Radar uses wavelengths from about 0.1 cm to about 3 cm, so a radar apparatus could be used instead of sunlight. But even radar would leave uncertainties as large as several centimeters in the two measurements of position. The wavelength of visible light is less than 10-6 m. For visible light, then, you could design instruments that would locate the position of the car to an accuracy of a few thousandths of a millimetre.
Now think of an electron moving along an evacuated tube. You will try to measure the position and speed of the electron. But you must change your method of measurement. The electron is so small that you cannot locate its position by using ordinary visible light. (The wavelength of visible light, small as it is, is still at least 104 times greater than the diameter of an atom.)
You are attempting to locate the electron within a tiny region, say the size of an atom, about 10-10 m across. So you need a light beam whose wavelength is about 10-10 m or smaller. But a photon of such a short wavelength (and high frequency f ) has very great momentum (h/λ) and energy (hf ). Such a photon will give the electron a strong kick when it is scattered by the electron. As a result, the velocity of the electron will be greatly changed, into a new and unknown direction. This is a new problem, one you did not even think about when measuring the position of the car! Therefore, when you receive the scattered photon, you can deduce from its direction where the electron once was; in this sense you can “locate” the electron. But in the process you have changed the velocity, hence the momentum, of the electron (in both magnitude and direction). In short, the more accurately you locate the electron by using photons of shorter wavelength, the less accurately you can know its momentum.

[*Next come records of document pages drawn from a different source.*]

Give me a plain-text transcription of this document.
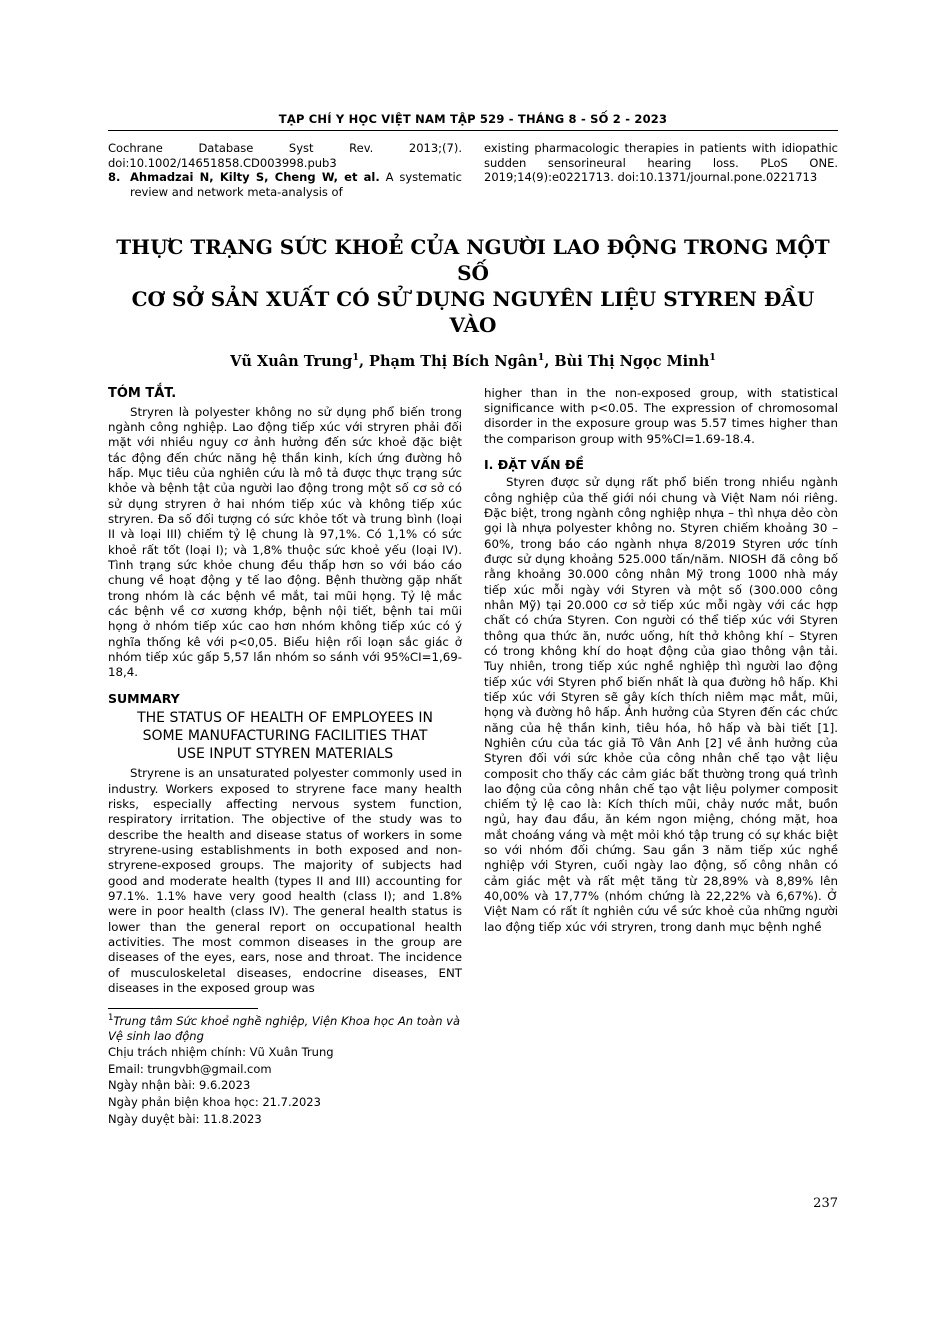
TẠP CHÍ Y HỌC VIỆT NAM TẬP 529 - THÁNG 8 - SỐ 2 - 2023
Cochrane Database Syst Rev. 2013;(7). doi:10.1002/14651858.CD003998.pub3
8. Ahmadzai N, Kilty S, Cheng W, et al. A systematic review and network meta-analysis of
existing pharmacologic therapies in patients with idiopathic sudden sensorineural hearing loss. PLoS ONE. 2019;14(9):e0221713. doi:10.1371/journal.pone.0221713
THỰC TRẠNG SỨC KHOẺ CỦA NGƯỜI LAO ĐỘNG TRONG MỘT SỐ
CƠ SỞ SẢN XUẤT CÓ SỬ DỤNG NGUYÊN LIỆU STYREN ĐẦU VÀO
Vũ Xuân Trung$^1$, Phạm Thị Bích Ngân$^1$, Bùi Thị Ngọc Minh$^1$
TÓM TẮT.

Stryren là polyester không no sử dụng phổ biến trong ngành công nghiệp. Lao động tiếp xúc với stryren phải đối mặt với nhiều nguy cơ ảnh hưởng đến sức khoẻ đặc biệt tác động đến chức năng hệ thần kinh, kích ứng đường hô hấp. Mục tiêu của nghiên cứu là mô tả được thực trạng sức khỏe và bệnh tật của người lao động trong một số cơ sở có sử dụng stryren ở hai nhóm tiếp xúc và không tiếp xúc stryren. Đa số đối tượng có sức khỏe tốt và trung bình (loại II và loại III) chiếm tỷ lệ chung là 97,1%. Có 1,1% có sức khoẻ rất tốt (loại I); và 1,8% thuộc sức khoẻ yếu (loại IV). Tình trạng sức khỏe chung đều thấp hơn so với báo cáo chung về hoạt động y tế lao động. Bệnh thường gặp nhất trong nhóm là các bệnh về mắt, tai mũi họng. Tỷ lệ mắc các bệnh về cơ xương khớp, bệnh nội tiết, bệnh tai mũi họng ở nhóm tiếp xúc cao hơn nhóm không tiếp xúc có ý nghĩa thống kê với p<0,05. Biểu hiện rối loạn sắc giác ở nhóm tiếp xúc gấp 5,57 lần nhóm so sánh với 95%CI=1,69-18,4.

SUMMARY
THE STATUS OF HEALTH OF EMPLOYEES IN
SOME MANUFACTURING FACILITIES THAT
USE INPUT STYREN MATERIALS

Stryrene is an unsaturated polyester commonly used in industry. Workers exposed to stryrene face many health risks, especially affecting nervous system function, respiratory irritation. The objective of the study was to describe the health and disease status of workers in some stryrene-using establishments in both exposed and non-stryrene-exposed groups. The majority of subjects had good and moderate health (types II and III) accounting for 97.1%. 1.1% have very good health (class I); and 1.8% were in poor health (class IV). The general health status is lower than the general report on occupational health activities. The most common diseases in the group are diseases of the eyes, ears, nose and throat. The incidence of musculoskeletal diseases, endocrine diseases, ENT diseases in the exposed group was

$^1$Trung tâm Sức khoẻ nghề nghiệp, Viện Khoa học An toàn và Vệ sinh lao động
Chịu trách nhiệm chính: Vũ Xuân Trung
Email: trungvbh@gmail.com
Ngày nhận bài: 9.6.2023
Ngày phản biện khoa học: 21.7.2023
Ngày duyệt bài: 11.8.2023

higher than in the non-exposed group, with statistical significance with p<0.05. The expression of chromosomal disorder in the exposure group was 5.57 times higher than the comparison group with 95%CI=1.69-18.4.

I. ĐẶT VẤN ĐỀ

Styren được sử dụng rất phổ biến trong nhiều ngành công nghiệp của thế giới nói chung và Việt Nam nói riêng. Đặc biệt, trong ngành công nghiệp nhựa – thì nhựa dẻo còn gọi là nhựa polyester không no. Styren chiếm khoảng 30 – 60%, trong báo cáo ngành nhựa 8/2019 Styren ước tính được sử dụng khoảng 525.000 tấn/năm. NIOSH đã công bố rằng khoảng 30.000 công nhân Mỹ trong 1000 nhà máy tiếp xúc mỗi ngày với Styren và một số (300.000 công nhân Mỹ) tại 20.000 cơ sở tiếp xúc mỗi ngày với các hợp chất có chứa Styren. Con người có thể tiếp xúc với Styren thông qua thức ăn, nước uống, hít thở không khí – Styren có trong không khí do hoạt động của giao thông vận tải. Tuy nhiên, trong tiếp xúc nghề nghiệp thì người lao động tiếp xúc với Styren phổ biến nhất là qua đường hô hấp. Khi tiếp xúc với Styren sẽ gây kích thích niêm mạc mắt, mũi, họng và đường hô hấp. Ảnh hưởng của Styren đến các chức năng của hệ thần kinh, tiêu hóa, hô hấp và bài tiết [1]. Nghiên cứu của tác giả Tô Vân Anh [2] về ảnh hưởng của Styren đối với sức khỏe của công nhân chế tạo vật liệu composit cho thấy các cảm giác bất thường trong quá trình lao động của công nhân chế tạo vật liệu polymer composit chiếm tỷ lệ cao là: Kích thích mũi, chảy nước mắt, buồn ngủ, hay đau đầu, ăn kém ngon miệng, chóng mặt, hoa mắt choáng váng và mệt mỏi khó tập trung có sự khác biệt so với nhóm đối chứng. Sau gần 3 năm tiếp xúc nghề nghiệp với Styren, cuối ngày lao động, số công nhân có cảm giác mệt và rất mệt tăng từ 28,89% và 8,89% lên 40,00% và 17,77% (nhóm chứng là 22,22% và 6,67%). Ở Việt Nam có rất ít nghiên cứu về sức khoẻ của những người lao động tiếp xúc với stryren, trong danh mục bệnh nghề

237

You could try to disturb the electron less by using less energetic photons. But because light exists in quanta of energy hf, a lower-energy photon will have a longer wavelength. This would create greater uncertainty about the electron’s position!
In other words:
It is impossible to measure both the position and the momentum of a subatomic particle, in the same instant to unlimited accuracy. The more accurate is the measurement of the momentum, the less accurate is the measurement of the position in that instant, and vice versa.
This conclusion is the uncertainty principle, first stated by Werner Heisenberg in 1927.
Author: César Tomé López is a science writer and the editor of Mapping Ignorance
That was a terrific explanation. But I’m a little confused. I have read that shorter wavelengths scatter more than longer ones, and Radio waves have longer wavelengths than visible light. Would I be right in understanding that although visible light scatters more than radio waves, it is possible to locate the car in the former simply because the wavelength is smaller than the car (just like how you need a ruler with smaller divisions than the thing you’re measuring)? Does the fact that radio waves don’t serve the purpose have anything to do with the fact that they scatter? Or is it that they bend around the obstacles and hence can’t be used to measure location, since you have mentioned both the scattering and the bending?
(Forgive me if I’m sounding dumb here, but I just couldn’t help trying to clear my doubts.)